[libre-riscv-dev] Why nMigen?

Cole Poirier colepoirier at gmail.com
Tue Mar 3 07:02:38 GMT 2020

> On Mar 2, 2020, at 1:27 PM, Jacob Lifshay <programmerjake at gmail.com> wrote:
> On Mon, Mar 2, 2020, 12:57 Luke Kenneth Casson Leighton <lkcl at lkcl.net>
> wrote:
>> several others were eliminated as well, including doing our own HDL,
>> because we would literally be the only people in the world using it.
> If that was an option, building it on Rust in a similar style to nmigen
> would be a great option because Rust has a largish user base, a lot of the
> syntax and semantics are similar to C/C++, it has a very powerful type
> system (where you can statically prove at compile-time that whatever code
> you wrote meets custom constraints), it is quite easy to install (I
> couldn't get Scala to work), it has a very powerful procedural macros
> system (generating new Rust code at compile time), and it can easily use
> yosys's APIs through FFI.
> some more info:
> https://stackoverflow.blog/2020/01/20/what-is-rust-and-why-is-it-so-popular/
> Jacob

I continue to adore your appreciation for rust Jacob. Speaking as someone who only started programming a bit over two years ago, my first language was python, I loved it and still love it. However I’ve spent the past year leaning rust and it has given me the ability to program things that I would never have dreamed of doing in python due to my complete lack of software engineering skills.
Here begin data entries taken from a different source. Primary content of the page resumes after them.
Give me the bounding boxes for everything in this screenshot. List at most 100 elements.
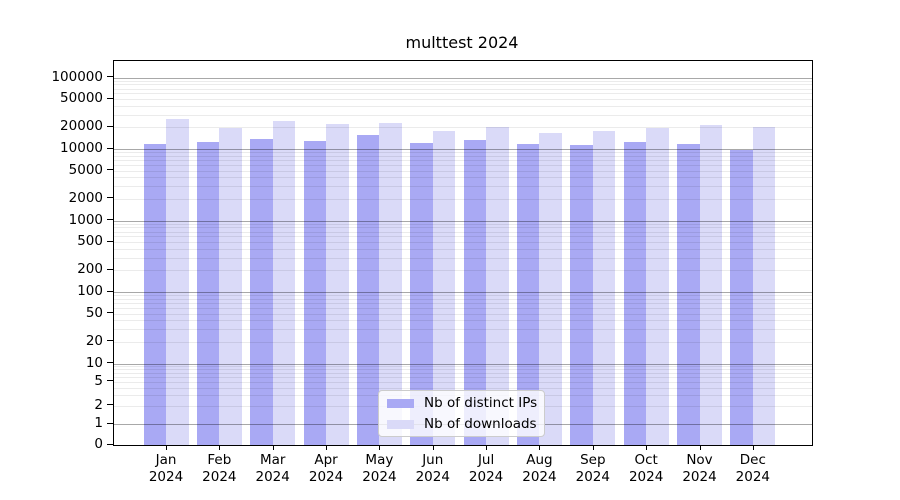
x-tick-mark — [646, 445, 648, 450]
x-tick-label: Oct 2024 — [628, 452, 664, 485]
y-tick-label: 50000 — [60, 90, 103, 107]
y-tick-mark — [107, 197, 113, 199]
gridline-minor — [114, 114, 812, 116]
x-tick-mark — [219, 445, 221, 450]
y-tick-mark — [107, 362, 113, 363]
bar-distinct-ips-oct — [623, 142, 647, 445]
gridline-minor — [114, 313, 812, 315]
gridline-minor — [114, 366, 812, 368]
y-tick-label: 1000 — [68, 211, 103, 228]
gridline-minor — [114, 127, 812, 129]
gridline-minor — [114, 242, 812, 244]
gridline-minor — [114, 164, 812, 166]
gridline-minor — [114, 329, 812, 331]
x-tick-mark — [592, 445, 594, 450]
y-tick-label: 2 — [94, 396, 103, 413]
y-tick-label: 20 — [85, 332, 103, 349]
gridline-minor — [114, 236, 812, 238]
y-tick-label: 50 — [85, 304, 103, 321]
y-tick-label: 500 — [77, 233, 103, 250]
y-tick-mark — [107, 380, 113, 382]
gridline-minor — [114, 369, 812, 371]
x-tick-mark — [752, 445, 754, 450]
y-tick-label: 1 — [94, 415, 103, 431]
plot-area: Nb of distinct IPs Nb of downloads — [113, 60, 813, 446]
y-tick-mark — [107, 312, 113, 314]
gridline-minor — [114, 231, 812, 233]
bar-downloads-feb — [219, 127, 242, 445]
bar-distinct-ips-dec — [730, 149, 753, 445]
y-tick-mark — [107, 125, 113, 127]
gridline-minor — [114, 93, 812, 95]
bar-distinct-ips-mar — [250, 138, 273, 445]
bar-distinct-ips-may — [356, 135, 380, 445]
gridline-minor — [114, 88, 812, 90]
bar-downloads-sep — [592, 131, 616, 445]
bar-downloads-apr — [326, 123, 349, 445]
y-tick-label: 10000 — [60, 140, 103, 156]
y-tick-label: 100 — [77, 283, 103, 299]
gridline-minor — [114, 223, 812, 225]
x-tick-label: Feb 2024 — [202, 452, 237, 485]
bar-distinct-ips-jun — [410, 143, 433, 445]
gridline-minor — [114, 257, 812, 259]
y-tick-mark — [107, 97, 113, 99]
bar-distinct-ips-nov — [677, 143, 700, 445]
gridline-minor — [114, 170, 812, 172]
gridline-minor — [114, 198, 812, 200]
y-tick-mark — [107, 240, 113, 242]
x-tick-label: Jun 2024 — [415, 452, 450, 485]
bar-distinct-ips-feb — [196, 142, 220, 445]
gridline-major — [114, 220, 812, 222]
y-tick-mark — [107, 340, 113, 342]
x-tick-mark — [539, 445, 541, 450]
legend-label-distinct-ips: Nb of distinct IPs — [424, 395, 538, 411]
x-tick-mark — [326, 445, 328, 450]
bar-distinct-ips-jan — [143, 143, 166, 445]
x-tick-mark — [699, 445, 701, 450]
x-tick-mark — [432, 445, 434, 450]
y-tick-mark — [107, 290, 113, 292]
gridline-minor — [114, 177, 812, 179]
gridline-minor — [114, 320, 812, 322]
y-tick-mark — [107, 268, 113, 270]
gridline-minor — [114, 387, 812, 389]
gridline-major — [114, 149, 812, 150]
gridline-minor — [114, 152, 812, 154]
bar-downloads-mar — [272, 120, 296, 445]
bar-distinct-ips-apr — [303, 140, 327, 445]
bars-layer — [114, 61, 812, 445]
x-tick-mark — [486, 445, 488, 450]
bar-distinct-ips-jul — [463, 139, 487, 445]
gridline-minor — [114, 248, 812, 250]
y-tick-mark — [107, 147, 113, 149]
x-tick-mark — [379, 445, 381, 450]
bar-downloads-aug — [539, 132, 562, 445]
legend-swatch-downloads — [387, 419, 414, 429]
gridline-minor — [114, 155, 812, 157]
y-tick-mark — [107, 76, 113, 77]
y-tick-label: 10 — [85, 354, 103, 371]
x-tick-label: Jul 2024 — [468, 452, 504, 485]
gridline-minor — [114, 381, 812, 383]
gridline-minor — [114, 160, 812, 162]
gridline-minor — [114, 295, 812, 297]
bar-downloads-nov — [699, 124, 722, 445]
gridline-major — [114, 363, 812, 365]
legend-label-downloads: Nb of downloads — [424, 416, 537, 432]
gridline-minor — [114, 99, 812, 101]
gridline-minor — [114, 298, 812, 300]
gridline-minor — [114, 84, 812, 86]
y-tick-mark — [107, 422, 113, 424]
x-tick-label: May 2024 — [362, 452, 397, 485]
legend-entry-distinct-ips: Nb of distinct IPs — [387, 395, 538, 411]
y-tick-label: 100000 — [51, 68, 103, 85]
bar-downloads-may — [379, 123, 402, 445]
y-tick-label: 2000 — [68, 189, 103, 206]
y-tick-mark — [107, 404, 113, 406]
gridline-minor — [114, 80, 812, 82]
gridline-minor — [114, 105, 812, 107]
x-tick-label: Apr 2024 — [308, 452, 344, 485]
bar-downloads-jul — [486, 127, 509, 445]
I also feel it’s necessary to point out, that I’ve tried C and C++ but they are just so much harder and finicky, especially coming from python. These older languages are also incredibly hard to configure, build, and use libraries with, cargo is such an incredible and ergonomic feature. For me writing rust is like writing python but with a lot more useful information about the functions, types, structs, etc. as well the confidence that comes from the compile time checks and guarantees rust’s mandatory static analysis provides. What I think makes rust so much easier for me to be productive with, while developing my understanding at a good rate, is the incredibly useful feedback from the compiler (shout out to Evan Czplanski, creator of Elm, the Haskell-inspired transpiled-to-js functional UI language, which the rust compiler error helpfulness/readability is inspired by). I think that rust would likely solve the bugs that arise from nmigen’s destructive interaction with python design/language features, and I think static but mostly inferred typing is an unbridled good. I also think the sophisticated systems engineering/programming features of the language as well as its performance would be of great benefit. Its entirely possible I completely misunderstand nmigen and the problem space but from my current understanding this is my perspective. I think this would be a good candidate for a later task in a future iteration of Libre-SOC.